Die Rücksichtnahme auf den Spender erwies sich als Fehler. Der Buddha erkrankte an der Ruhr und wurde von quälenden Koliken befallen. Geschwächt und matt brach er trotzdem auf und verließ Pava in Richtung Kusinara. Immer wieder zwangen ihn Krämpfe, sich seitab von der Straße zu erleichtern und am Wegrand auszuruhen.
Zu den Koliken und dehydrierenden Durchfällen kam der Durst. Auf seine dringende Bitte um Wasser wies Ananda darauf hin, der nahegelegene Bach sei von Ochsenkarren aufgewühlt und liefere nur lehmiges, zum Trinken ungeeignetes Wasser; es sei besser, zu dem nicht mehr fernen Kakuttha-Fluß (heute Badhi oder Barhi) weiterzuwandem. Aber der Meister beharrte auf seinem Wunsch und trank von dem Bachwasser, das sich inzwischen gesetzt und geklärt hatte (D 16, 4, 20-25).
In diesem Moment kam ein Mann des Malla-Stammes vorbei, Pukkusa mit Namen. Er sprach den Buddha an, wobei sich herausstellte, daß Pukkusa ein Anhänger des Alara Kalama war, unter dessen Mentorschaft Gotama vor seiner Erleuchtung religiöse Studien getrieben hatte. Als Pukkusa die beschmutzten Gewänder des kranken alten Mannes und seines Adjutanten sah, ließ er von einem Diener rasch zwei Tücher besorgen, die er dem Buddha und Ananda zum Geschenk machte (D 16, 4, 26-35).
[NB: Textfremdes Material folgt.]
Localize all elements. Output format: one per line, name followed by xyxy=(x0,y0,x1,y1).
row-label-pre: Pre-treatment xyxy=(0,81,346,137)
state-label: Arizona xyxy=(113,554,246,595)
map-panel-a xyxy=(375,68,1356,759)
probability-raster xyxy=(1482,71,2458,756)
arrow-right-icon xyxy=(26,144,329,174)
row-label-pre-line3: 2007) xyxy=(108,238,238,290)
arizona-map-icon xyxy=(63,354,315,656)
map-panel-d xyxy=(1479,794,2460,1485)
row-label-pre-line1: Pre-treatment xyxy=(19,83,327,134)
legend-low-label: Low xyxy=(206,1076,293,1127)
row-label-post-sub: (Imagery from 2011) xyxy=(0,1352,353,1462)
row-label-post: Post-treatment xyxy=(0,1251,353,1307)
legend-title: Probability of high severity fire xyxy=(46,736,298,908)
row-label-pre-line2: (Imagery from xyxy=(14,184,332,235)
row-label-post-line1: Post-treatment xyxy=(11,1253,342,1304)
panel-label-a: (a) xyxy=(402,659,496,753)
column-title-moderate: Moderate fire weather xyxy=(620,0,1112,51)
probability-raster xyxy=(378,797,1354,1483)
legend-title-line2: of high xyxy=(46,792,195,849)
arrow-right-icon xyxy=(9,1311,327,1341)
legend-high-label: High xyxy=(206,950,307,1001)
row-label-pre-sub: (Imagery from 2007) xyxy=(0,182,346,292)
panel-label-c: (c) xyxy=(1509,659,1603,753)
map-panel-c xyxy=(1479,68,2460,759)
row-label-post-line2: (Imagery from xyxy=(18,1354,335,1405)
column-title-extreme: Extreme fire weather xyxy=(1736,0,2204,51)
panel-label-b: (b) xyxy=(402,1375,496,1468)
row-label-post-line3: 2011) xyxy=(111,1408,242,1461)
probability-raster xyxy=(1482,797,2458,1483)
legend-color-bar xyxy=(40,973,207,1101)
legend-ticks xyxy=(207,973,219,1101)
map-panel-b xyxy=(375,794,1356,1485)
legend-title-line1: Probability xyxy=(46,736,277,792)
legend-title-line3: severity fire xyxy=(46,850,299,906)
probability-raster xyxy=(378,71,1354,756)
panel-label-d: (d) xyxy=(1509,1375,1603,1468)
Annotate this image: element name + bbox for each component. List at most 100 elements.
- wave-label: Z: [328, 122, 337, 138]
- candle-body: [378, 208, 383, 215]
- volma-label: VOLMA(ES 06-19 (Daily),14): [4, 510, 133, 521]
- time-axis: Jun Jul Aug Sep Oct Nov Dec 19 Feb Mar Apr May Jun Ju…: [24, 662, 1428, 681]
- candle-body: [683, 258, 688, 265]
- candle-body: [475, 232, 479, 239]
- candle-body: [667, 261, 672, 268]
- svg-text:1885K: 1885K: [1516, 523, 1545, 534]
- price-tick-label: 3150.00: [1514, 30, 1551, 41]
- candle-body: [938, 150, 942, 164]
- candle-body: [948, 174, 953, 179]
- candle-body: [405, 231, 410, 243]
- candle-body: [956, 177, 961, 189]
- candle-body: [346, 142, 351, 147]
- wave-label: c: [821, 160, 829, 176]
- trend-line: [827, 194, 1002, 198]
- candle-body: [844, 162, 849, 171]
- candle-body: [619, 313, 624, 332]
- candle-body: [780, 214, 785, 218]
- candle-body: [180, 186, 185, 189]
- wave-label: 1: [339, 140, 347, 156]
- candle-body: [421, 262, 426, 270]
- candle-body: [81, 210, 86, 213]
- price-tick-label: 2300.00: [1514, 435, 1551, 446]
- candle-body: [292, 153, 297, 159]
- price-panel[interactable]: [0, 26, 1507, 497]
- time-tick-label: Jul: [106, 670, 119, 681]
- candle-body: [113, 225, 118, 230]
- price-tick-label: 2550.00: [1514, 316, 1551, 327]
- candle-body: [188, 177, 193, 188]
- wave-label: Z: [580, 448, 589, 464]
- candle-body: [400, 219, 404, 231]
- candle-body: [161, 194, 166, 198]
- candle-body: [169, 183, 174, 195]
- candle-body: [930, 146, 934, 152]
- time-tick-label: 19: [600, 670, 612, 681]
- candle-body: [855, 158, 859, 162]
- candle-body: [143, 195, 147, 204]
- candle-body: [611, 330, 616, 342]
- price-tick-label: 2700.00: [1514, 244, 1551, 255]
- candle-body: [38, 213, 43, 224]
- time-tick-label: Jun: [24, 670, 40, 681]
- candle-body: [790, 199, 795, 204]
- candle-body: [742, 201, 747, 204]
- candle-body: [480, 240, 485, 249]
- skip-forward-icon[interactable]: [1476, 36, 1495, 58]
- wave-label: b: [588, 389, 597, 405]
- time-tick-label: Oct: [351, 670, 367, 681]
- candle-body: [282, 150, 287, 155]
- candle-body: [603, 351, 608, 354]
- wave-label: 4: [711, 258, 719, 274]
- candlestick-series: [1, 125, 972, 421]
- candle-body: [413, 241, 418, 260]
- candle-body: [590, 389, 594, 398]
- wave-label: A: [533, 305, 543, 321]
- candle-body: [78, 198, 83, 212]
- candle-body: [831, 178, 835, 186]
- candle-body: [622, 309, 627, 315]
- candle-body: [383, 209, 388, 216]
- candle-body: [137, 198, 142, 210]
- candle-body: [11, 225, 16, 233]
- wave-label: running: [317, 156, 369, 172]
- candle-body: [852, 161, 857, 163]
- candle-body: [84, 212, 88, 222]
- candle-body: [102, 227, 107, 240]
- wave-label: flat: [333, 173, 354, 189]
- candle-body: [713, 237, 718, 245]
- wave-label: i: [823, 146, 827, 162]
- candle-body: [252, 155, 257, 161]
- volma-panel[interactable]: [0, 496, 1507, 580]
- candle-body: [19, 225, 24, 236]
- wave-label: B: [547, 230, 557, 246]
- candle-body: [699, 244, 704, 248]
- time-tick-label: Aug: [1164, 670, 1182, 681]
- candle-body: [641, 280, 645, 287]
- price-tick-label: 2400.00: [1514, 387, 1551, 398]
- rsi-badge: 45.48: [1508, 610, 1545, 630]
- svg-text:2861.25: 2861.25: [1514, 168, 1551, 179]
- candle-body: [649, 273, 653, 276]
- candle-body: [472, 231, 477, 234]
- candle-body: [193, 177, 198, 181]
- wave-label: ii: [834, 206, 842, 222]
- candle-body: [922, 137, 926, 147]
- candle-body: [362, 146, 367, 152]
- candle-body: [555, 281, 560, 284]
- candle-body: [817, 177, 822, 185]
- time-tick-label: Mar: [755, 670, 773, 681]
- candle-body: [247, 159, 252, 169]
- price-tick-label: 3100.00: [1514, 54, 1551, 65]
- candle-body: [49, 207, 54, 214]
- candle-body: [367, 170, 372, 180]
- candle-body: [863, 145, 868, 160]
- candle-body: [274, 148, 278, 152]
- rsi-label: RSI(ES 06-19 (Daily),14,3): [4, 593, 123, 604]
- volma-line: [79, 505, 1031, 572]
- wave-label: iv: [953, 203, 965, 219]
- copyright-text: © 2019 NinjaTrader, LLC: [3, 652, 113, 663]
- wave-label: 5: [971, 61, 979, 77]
Nachdem Pukkusa außer Sicht war, setzte sich die kleine Schar erneut in Marsch und erreichte die Kakuttha, wo der Meister trank, sich wusch und am anderen Ufer ausruhte nachdem der Novize Cundaka ihm dort unter Mangobäumen das Obergewand als Bodendecke ausgebreitet hatte. Cundakas Anwesenheit brachte dem Buddha den Schmied Cunda in Erinnerung, in dessen Haus er sich die Speisevergiftung zugezogen hatte, und er schärfte Ananda ein, der Orden möge dem Schmied, der das Beste gewollt hatte, keine Vorwürfe machen (D 16, 4, 37-42). Sobald er wieder etwas zu Kräften gekommen war, ging die Wanderung weiter. Der matte Lehrer durchwatete mit seinem Gefolge den Hirannavati-Fluß (heute Little Gandak) und erreichte Kusinara, die ihm von früheren Besuchen (M 103; A 10, 44) bekannte zweite Hauptstadt des Malla-Stamms.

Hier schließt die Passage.